Osnat Gad, pengusaha wanita berusia 73 tahun dari Long Island di New York, juga mengalamikisah serupa. Pada Maret 2020, dia sakit dan didiagnosis dengan COVID-19. Salah satu temannya memberitahunya tentang Falun Dafa dan membagikan pengalaman bagaimana praktisi memperoleh manfaat dari latihan tersebut. Mengikuti nasihatnya, Gad mulai melafalkan "Falun Dafa baik" "Sejati-Baik-Sabar baik." Setelah itu dia dengan cepat pulih.

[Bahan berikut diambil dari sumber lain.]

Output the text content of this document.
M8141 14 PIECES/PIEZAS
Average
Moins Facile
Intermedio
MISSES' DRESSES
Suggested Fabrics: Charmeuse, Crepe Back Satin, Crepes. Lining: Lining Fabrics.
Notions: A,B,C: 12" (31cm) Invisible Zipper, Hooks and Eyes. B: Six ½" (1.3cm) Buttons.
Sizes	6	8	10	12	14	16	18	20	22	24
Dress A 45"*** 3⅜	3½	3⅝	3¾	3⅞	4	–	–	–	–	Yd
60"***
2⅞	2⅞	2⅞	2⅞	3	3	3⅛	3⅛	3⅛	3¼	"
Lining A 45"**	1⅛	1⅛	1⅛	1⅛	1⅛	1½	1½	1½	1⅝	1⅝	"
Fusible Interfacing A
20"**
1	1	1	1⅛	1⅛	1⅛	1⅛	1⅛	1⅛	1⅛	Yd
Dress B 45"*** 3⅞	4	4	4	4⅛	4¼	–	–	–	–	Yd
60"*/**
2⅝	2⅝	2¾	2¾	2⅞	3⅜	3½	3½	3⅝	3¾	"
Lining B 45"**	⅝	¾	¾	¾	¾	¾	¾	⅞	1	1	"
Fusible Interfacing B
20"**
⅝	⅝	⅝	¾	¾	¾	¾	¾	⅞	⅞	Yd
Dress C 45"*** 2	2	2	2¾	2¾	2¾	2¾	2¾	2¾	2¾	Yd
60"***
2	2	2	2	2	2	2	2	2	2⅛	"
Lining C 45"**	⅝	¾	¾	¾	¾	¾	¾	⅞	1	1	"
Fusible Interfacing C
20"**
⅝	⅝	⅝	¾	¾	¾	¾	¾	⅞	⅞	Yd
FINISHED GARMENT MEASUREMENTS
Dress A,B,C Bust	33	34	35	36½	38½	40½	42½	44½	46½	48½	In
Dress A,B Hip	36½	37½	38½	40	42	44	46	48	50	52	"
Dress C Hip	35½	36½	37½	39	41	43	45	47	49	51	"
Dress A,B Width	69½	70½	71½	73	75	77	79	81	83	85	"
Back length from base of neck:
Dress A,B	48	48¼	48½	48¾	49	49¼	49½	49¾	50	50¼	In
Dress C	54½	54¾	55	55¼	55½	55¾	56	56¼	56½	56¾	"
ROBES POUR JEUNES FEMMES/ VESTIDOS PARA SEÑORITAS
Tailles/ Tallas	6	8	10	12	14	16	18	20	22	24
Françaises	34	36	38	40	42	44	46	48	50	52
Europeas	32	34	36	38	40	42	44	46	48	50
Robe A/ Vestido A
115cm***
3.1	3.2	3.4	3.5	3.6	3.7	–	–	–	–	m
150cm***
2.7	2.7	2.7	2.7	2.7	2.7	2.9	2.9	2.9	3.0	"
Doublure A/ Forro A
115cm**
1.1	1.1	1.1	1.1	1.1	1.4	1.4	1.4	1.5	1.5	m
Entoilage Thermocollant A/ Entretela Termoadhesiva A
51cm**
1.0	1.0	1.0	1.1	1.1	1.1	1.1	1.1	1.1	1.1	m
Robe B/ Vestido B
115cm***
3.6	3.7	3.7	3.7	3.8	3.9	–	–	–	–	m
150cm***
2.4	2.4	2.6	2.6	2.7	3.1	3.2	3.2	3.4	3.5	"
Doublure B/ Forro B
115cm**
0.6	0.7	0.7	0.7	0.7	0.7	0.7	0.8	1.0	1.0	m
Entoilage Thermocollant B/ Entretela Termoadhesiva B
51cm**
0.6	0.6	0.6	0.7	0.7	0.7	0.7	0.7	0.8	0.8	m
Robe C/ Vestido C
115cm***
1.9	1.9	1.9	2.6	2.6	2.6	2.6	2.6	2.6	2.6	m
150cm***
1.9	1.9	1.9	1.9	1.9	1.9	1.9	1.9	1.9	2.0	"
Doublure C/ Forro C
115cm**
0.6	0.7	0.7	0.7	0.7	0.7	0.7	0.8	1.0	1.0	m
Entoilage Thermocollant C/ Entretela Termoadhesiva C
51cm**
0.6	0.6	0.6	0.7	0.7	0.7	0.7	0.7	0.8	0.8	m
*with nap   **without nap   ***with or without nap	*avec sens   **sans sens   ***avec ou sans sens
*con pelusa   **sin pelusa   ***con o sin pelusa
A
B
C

Zhu Ruigang, seorang Tionghoa yang tinggal di Toronto, ditemukan terinfeksi virus corona varian Inggris (B.1.1.7) pada 15 Maret 2021. Dengan demam dan kesulitan bernapas, dia teringat dengan Falun Dafa yang pernah dia latih di daratan Tiongkok tetapi kemudian berhenti berlatih karena penganiayaan. Setelah mulai melakukan latihan lagi, dia jugapulih dalam beberapa hari.

Insiden lain terjadi dengan Silke Wagner, seorang inspektur keamanan di Bandara Munich di Jerman. Setelah didiagnosis dengan virus corona varian Delta pada November 2021, ia mengalami demam 41°C dan tidak berdaya seperti bayi. Suaminya, yang telah berlatih Falun Dafa selama lebih dari 10 tahun, menyarankannya untuk melafalkan kata-kata "Falun Dafa baik" "Sejati-Baik-Sabar baik." Dengan melafalkan kata-kata ini dan melakukan latihan Falun Dafa, Wagnersegera pulih kembali.

Ini hanyalah beberapa contoh bagaimana kebaikan dan memiliki keyakinan di dalamnya dapat membawa berkah. Dalam dunia yang penuh ketidakpastian, mengingat hal ini akan membawa kita pada kesehatan dan keselamatan.